Friday, September 8, 2017

Partnering with machines: 4 scenarios for the future

Following on from yesterday's post about the impact technological innovation and change will have on the workforce, this post is about 4 possible scenarios for the future of work as jobs become increasingly automated.  Yesterday's post was about the 2 trends evident today:  the rise of smart machines and the decline of full-time employment.  This post projects into the future, to 2040, and looks at how these trends might play out and how education will need to change in order to adapt to these futures.  There may be either low or high technological displacement, and governments may take an active or passive role in these changes.  I have adapted the graphic in Redefining Readiness for the Era of Partners in Code from KnowledgeWorks.

Scenario 1 - Partnering for Mobility
In this future automation has eliminated some jobs and changed others, however at the same time new jobs have emerged.  While manual tasks are mostly being done by machines, there is still the need for high-value services.  The most common employment is "mosaic careers" and jobs are those that rely on completing short-term projects lasting several months to a year.  Companies use predictive analytics to project their workforce needs, and provide skill development to meet their needs, so reskilling and upskilling are constant.  The defining characteristics of this future are:

  • partnerships between people and machines
  • data-driven feedback to help people develop mosaic careers
  • workforce analytics that support the design of adaptive career pathways
  • more emphasis on micro-credential and certificates
  • lifelong learning
Impact on education:  schools and universities need to help students develop human-machine partnerships in ways that augment and leverage their uniquely human capabilities.

Scenario 2 - Checking for Upgrades
In this future workers are seen as "professional nomads", charting their own paths, juggling multiple contracts and moving from one short-term project to another, where they build their own capacity and professional networks. Jobs are tied to the emerging needs of organizations that are reconfiguring work processes by using AI and smart devices, as in general employers concentrate on doing more with less people.  Full-time positions, if they can be found, are likely to average 1-3 years.  Keeping current with digital tools will be necessary in these integrated environments, along with building a solid reputation and strong support networks.  In this scenario low-skill workers are likely to scramble to keep up with the rapid pace of change.  The defining characteristics of this future are:
  • extensive human-machine partnerships leading to fewer full-time employees
  • individuals must take responsibility for staying relevant
  • a mixed response to the new automation infrastructure
Impact on education:  educators will need to learn about AI and schools need to foster flexibility to prepare students for ongoing learning in uncertain environments.

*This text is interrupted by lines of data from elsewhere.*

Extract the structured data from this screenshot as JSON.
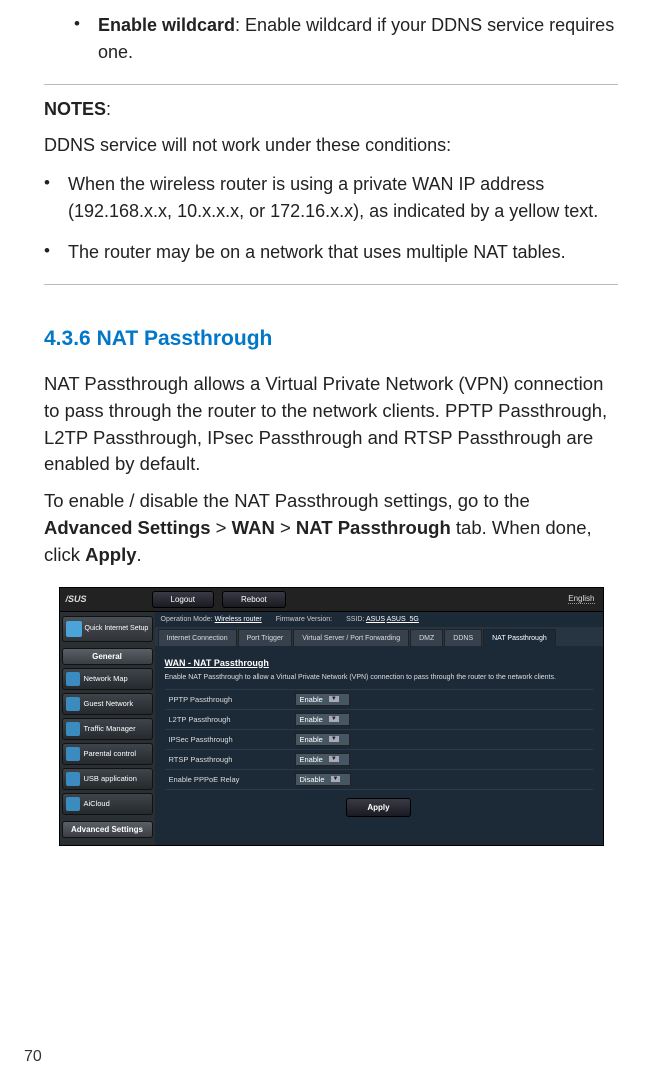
{
  "doc": {
    "bullet1_bold": "Enable wildcard",
    "bullet1_rest": ": Enable wildcard if your DDNS service requires one.",
    "notes_label": "NOTES",
    "notes_colon": ":",
    "notes_intro": "DDNS service will not work under these conditions:",
    "note_item1": "When the wireless router is using a private WAN IP address (192.168.x.x, 10.x.x.x, or 172.16.x.x), as indicated by a yellow text.",
    "note_item2": "The router may be on a network that uses multiple NAT tables.",
    "section_num": "4.3.6",
    "section_title": "NAT Passthrough",
    "para1": "NAT Passthrough allows a Virtual Private Network (VPN) connection to pass through the router to the network clients. PPTP Passthrough, L2TP Passthrough, IPsec Passthrough and RTSP Passthrough are enabled by default.",
    "para2_pre": "To enable / disable the NAT Passthrough settings, go to the ",
    "para2_b1": "Advanced Settings",
    "para2_gt1": " > ",
    "para2_b2": "WAN",
    "para2_gt2": " > ",
    "para2_b3": "NAT Passthrough",
    "para2_mid": " tab. When done, click ",
    "para2_b4": "Apply",
    "para2_end": ".",
    "page_number": "70"
  },
  "ui": {
    "logo": "/SUS",
    "top_btn_logout": "Logout",
    "top_btn_reboot": "Reboot",
    "language": "English",
    "quick_setup": "Quick Internet Setup",
    "info_mode_label": "Operation Mode:",
    "info_mode_value": "Wireless router",
    "info_fw_label": "Firmware Version:",
    "info_ssid_label": "SSID:",
    "info_ssid_v1": "ASUS",
    "info_ssid_v2": "ASUS_5G",
    "sidebar_general": "General",
    "sidebar_items": [
      "Network Map",
      "Guest Network",
      "Traffic Manager",
      "Parental control",
      "USB application",
      "AiCloud"
    ],
    "sidebar_advanced": "Advanced Settings",
    "tabs": [
      "Internet Connection",
      "Port Trigger",
      "Virtual Server / Port Forwarding",
      "DMZ",
      "DDNS",
      "NAT Passthrough"
    ],
    "active_tab_index": 5,
    "panel_title": "WAN - NAT Passthrough",
    "panel_desc": "Enable NAT Passthrough to allow a Virtual Private Network (VPN) connection to pass through the router to the network clients.",
    "settings": [
      {
        "label": "PPTP Passthrough",
        "value": "Enable"
      },
      {
        "label": "L2TP Passthrough",
        "value": "Enable"
      },
      {
        "label": "IPSec Passthrough",
        "value": "Enable"
      },
      {
        "label": "RTSP Passthrough",
        "value": "Enable"
      },
      {
        "label": "Enable PPPoE Relay",
        "value": "Disable"
      }
    ],
    "apply_label": "Apply"
  }
}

Scenario 3 - Finding New Meaning
In this future AI and automation enable a new social infrastructure in which paid work is just one of several options (which implies some sort of universal basic income to buffer people against changing economic conditions).  In turn this may lead to more opportunities for meaningful work with social purpose, such as relationship-intensive caring roles.  Such roles as nurses, educators and care providers will combine AI with human expertise.  In this future with mass production of cheap products, more value may be placed on unique artisanal products.  Community infrastructure projects may be compensated in the form of vouchers or credits for goods and services.  With less traditional careers, education will need to reevaluate its purpose.  The defining characteristics of this future are:
  • a human-centred economy that drives growth in the arts and civic projects and in the caring professions
  • education shifting to more emphasis on personal growth rather than skills needed for the job market
Impact on education:  schools will need to prepare students for a world in which paid work may not be the primary organizing principle and will need to promote lifelong learning.

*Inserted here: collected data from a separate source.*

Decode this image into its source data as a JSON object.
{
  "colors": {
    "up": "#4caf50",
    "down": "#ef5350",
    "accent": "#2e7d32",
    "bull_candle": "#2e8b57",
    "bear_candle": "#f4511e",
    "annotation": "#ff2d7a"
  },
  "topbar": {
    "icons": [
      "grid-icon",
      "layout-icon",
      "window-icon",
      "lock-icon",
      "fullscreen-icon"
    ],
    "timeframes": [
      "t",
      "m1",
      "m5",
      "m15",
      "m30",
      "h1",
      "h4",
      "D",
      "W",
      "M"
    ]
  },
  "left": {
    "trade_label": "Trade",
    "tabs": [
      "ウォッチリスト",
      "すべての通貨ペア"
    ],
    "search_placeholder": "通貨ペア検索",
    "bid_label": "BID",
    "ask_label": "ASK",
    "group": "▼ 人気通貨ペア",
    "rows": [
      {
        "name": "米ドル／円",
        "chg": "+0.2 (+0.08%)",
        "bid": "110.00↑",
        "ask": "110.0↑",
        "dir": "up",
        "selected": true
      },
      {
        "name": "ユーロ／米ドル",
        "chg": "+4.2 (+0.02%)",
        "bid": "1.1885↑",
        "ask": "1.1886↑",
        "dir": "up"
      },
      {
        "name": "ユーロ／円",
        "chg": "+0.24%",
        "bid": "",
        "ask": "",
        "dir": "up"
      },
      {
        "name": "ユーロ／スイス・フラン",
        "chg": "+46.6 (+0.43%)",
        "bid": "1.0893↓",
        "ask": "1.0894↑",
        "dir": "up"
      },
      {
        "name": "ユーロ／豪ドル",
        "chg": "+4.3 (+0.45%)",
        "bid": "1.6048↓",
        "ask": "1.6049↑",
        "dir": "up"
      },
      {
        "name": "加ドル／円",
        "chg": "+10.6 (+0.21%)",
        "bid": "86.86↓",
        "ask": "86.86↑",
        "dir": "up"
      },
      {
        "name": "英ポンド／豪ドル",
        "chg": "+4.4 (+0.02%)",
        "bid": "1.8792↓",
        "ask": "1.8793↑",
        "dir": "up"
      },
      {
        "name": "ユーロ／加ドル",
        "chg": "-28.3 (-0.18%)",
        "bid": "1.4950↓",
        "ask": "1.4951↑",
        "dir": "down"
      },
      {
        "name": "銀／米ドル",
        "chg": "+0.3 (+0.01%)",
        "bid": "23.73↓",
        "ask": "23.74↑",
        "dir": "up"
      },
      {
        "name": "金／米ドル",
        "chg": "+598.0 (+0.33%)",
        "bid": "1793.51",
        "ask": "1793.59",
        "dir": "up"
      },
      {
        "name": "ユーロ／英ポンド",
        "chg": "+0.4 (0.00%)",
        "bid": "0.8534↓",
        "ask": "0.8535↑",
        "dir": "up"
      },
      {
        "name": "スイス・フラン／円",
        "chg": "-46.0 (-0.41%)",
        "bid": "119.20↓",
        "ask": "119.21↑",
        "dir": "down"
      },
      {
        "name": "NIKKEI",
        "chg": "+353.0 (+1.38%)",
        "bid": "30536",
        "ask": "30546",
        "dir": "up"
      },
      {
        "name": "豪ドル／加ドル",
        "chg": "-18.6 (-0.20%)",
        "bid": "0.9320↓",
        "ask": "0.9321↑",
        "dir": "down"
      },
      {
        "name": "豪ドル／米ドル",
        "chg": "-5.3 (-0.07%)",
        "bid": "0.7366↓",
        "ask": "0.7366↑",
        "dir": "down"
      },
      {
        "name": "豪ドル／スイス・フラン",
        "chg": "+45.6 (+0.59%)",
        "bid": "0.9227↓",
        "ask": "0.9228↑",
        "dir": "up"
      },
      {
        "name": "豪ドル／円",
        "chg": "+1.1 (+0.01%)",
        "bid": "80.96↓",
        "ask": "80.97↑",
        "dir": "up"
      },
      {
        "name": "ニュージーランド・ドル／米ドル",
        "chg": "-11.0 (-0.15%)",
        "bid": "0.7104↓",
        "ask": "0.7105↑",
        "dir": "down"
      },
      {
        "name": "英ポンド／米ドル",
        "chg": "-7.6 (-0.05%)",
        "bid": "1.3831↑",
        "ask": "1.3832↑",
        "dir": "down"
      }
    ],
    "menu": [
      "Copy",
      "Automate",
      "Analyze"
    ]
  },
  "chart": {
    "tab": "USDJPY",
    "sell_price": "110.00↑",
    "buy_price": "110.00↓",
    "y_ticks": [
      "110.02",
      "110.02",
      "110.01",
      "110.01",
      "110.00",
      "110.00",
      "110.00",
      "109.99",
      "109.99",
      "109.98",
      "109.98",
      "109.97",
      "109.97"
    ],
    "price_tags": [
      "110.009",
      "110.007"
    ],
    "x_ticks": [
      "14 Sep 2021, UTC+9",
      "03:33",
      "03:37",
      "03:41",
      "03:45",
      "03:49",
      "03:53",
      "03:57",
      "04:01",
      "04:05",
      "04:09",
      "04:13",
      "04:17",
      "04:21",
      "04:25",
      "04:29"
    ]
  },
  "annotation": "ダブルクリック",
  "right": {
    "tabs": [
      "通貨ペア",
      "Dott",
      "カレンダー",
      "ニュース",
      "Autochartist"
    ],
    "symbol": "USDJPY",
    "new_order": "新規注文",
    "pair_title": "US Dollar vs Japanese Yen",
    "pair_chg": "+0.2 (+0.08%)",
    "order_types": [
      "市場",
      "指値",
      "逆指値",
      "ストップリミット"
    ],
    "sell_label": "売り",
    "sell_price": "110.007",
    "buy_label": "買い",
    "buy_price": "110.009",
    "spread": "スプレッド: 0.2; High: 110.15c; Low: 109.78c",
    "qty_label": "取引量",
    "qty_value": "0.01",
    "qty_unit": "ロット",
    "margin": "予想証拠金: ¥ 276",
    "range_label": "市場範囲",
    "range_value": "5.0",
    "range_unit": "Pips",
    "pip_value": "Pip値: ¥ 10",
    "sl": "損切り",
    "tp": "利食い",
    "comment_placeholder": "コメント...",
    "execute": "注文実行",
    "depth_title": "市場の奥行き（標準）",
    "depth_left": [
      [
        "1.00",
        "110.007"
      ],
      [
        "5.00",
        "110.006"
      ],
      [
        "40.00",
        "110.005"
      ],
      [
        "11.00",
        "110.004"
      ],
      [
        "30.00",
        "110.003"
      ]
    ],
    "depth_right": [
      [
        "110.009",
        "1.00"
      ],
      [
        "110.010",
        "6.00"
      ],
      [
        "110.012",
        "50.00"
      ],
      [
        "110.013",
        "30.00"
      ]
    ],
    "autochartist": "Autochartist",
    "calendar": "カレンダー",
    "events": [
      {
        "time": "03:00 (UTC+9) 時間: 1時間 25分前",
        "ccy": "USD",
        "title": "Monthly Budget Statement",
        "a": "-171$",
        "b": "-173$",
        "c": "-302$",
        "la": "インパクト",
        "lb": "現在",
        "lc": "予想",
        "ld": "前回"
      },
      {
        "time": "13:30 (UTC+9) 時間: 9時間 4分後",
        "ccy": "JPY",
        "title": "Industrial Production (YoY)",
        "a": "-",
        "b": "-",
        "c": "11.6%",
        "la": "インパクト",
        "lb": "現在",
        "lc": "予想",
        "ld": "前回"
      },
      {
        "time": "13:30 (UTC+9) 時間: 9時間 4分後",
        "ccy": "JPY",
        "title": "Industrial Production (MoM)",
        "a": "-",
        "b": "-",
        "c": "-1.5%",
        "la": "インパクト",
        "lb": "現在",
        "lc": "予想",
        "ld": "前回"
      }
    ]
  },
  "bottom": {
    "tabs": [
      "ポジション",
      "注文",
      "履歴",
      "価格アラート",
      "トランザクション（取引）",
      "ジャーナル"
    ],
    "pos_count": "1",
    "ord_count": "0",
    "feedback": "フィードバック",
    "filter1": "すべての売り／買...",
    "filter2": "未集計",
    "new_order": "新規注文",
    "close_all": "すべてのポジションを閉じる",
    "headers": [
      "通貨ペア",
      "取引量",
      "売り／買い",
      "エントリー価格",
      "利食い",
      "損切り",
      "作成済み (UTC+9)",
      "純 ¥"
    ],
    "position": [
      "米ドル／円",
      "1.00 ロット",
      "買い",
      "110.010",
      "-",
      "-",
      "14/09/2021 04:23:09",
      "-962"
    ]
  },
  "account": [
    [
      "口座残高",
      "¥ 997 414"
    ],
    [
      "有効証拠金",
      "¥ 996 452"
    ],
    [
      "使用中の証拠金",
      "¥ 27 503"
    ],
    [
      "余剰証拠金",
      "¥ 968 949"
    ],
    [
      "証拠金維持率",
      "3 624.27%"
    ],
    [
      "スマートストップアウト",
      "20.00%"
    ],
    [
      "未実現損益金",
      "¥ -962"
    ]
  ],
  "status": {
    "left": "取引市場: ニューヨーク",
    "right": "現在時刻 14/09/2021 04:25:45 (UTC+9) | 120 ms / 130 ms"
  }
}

Scenario 4 - Working the Platforms
In this (dystopian) future there will be intensive automation and extreme taskification with workers being involved in fragmented short-term work.  Low-skilled workers will need to compete for jobs locally, whereas middle-skilled workers will be competing globally for professional and knowledge work.  University degrees will be regarded as luxuries, and most people will find jobs through work-life logs that give evidence of quantifiable performance metrics.  There will be chronic unemployment and under-employment, and a shrinking tax base will lead to strained public infrastructure and services.  The defining characteristics of this future are:
  • extreme taskification
  • quantified workers heavily monitored and evaluated through data capture and analytics
  • traditional certificates and degrees replaced by work-life logs showing proof of experience
Impact on education:  the focus will be on helping students cultivate their personal brands and on reputation management.

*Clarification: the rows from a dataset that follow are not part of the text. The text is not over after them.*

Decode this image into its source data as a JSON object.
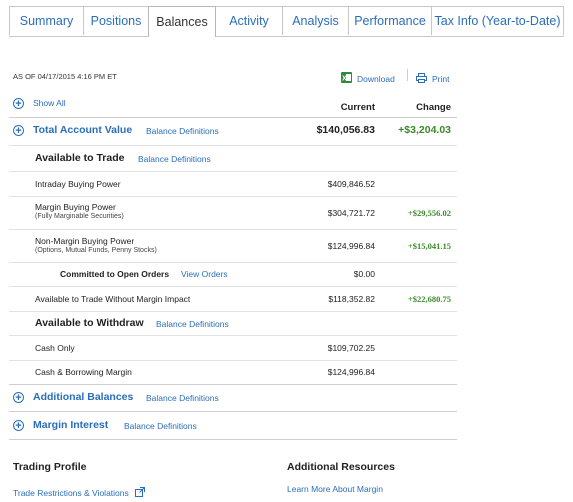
{
  "tabs": [
    {
      "label": "Summary",
      "active": false
    },
    {
      "label": "Positions",
      "active": false
    },
    {
      "label": "Balances",
      "active": true
    },
    {
      "label": "Activity",
      "active": false
    },
    {
      "label": "Analysis",
      "active": false
    },
    {
      "label": "Performance",
      "active": false
    },
    {
      "label": "Tax Info (Year-to-Date)",
      "active": false
    }
  ],
  "toolbar": {
    "as_of": "AS OF 04/17/2015 4:16 PM ET",
    "download": "Download",
    "print": "Print",
    "show_all": "Show All",
    "col_current": "Current",
    "col_change": "Change"
  },
  "total": {
    "label": "Total Account Value",
    "defs": "Balance Definitions",
    "current": "$140,056.83",
    "change": "+$3,204.03"
  },
  "available_to_trade": {
    "label": "Available to Trade",
    "defs": "Balance Definitions",
    "intraday": {
      "label": "Intraday Buying Power",
      "current": "$409,846.52"
    },
    "margin": {
      "label": "Margin Buying Power",
      "sub": "(Fully Marginable Securities)",
      "current": "$304,721.72",
      "change": "+$29,556.02"
    },
    "nonmargin": {
      "label": "Non-Margin Buying Power",
      "sub": "(Options, Mutual Funds, Penny Stocks)",
      "current": "$124,996.84",
      "change": "+$15,041.15"
    },
    "committed": {
      "label": "Committed to Open Orders",
      "link": "View Orders",
      "current": "$0.00"
    },
    "without_margin": {
      "label": "Available to Trade Without Margin Impact",
      "current": "$118,352.82",
      "change": "+$22,680.75"
    }
  },
  "available_to_withdraw": {
    "label": "Available to Withdraw",
    "defs": "Balance Definitions",
    "cash_only": {
      "label": "Cash Only",
      "current": "$109,702.25"
    },
    "cash_borrow": {
      "label": "Cash & Borrowing Margin",
      "current": "$124,996.84"
    }
  },
  "additional_balances": {
    "label": "Additional Balances",
    "defs": "Balance Definitions"
  },
  "margin_interest": {
    "label": "Margin Interest",
    "defs": "Balance Definitions"
  },
  "footer": {
    "trading_profile": "Trading Profile",
    "trade_restrictions": "Trade Restrictions & Violations",
    "additional_resources": "Additional Resources",
    "learn_margin": "Learn More About Margin"
  },
  "colors": {
    "link": "#2a6ebb",
    "positive": "#3a8a2a",
    "border": "#c8c8c8"
  },
  "icons": {
    "download": "excel-icon",
    "print": "printer-icon",
    "expand": "plus-circle-icon",
    "external": "external-link-icon"
  }
}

Personally I find this final scenario very difficult to contemplate!  The final 5 pages or so of the report deal with opportunities for education.  This is where I'm going to be focused for my next blog post.


  1. This is so good and visionary! I'm inspired by your thought process. I'm currently developing a cutting-edge research program on 'smart businesses' and one of our main research interests is if organizations would be able to (strategically) collaborate with (networks of machines) to find new business opportunities.

    1. Thanks Jan, I've been looking at The Future Of Learning information on the KnowledgeWorks website. It's fascinating. I'm part of a visioning team at my school and we certainly want to be able to prepare students for whatever the future may bring.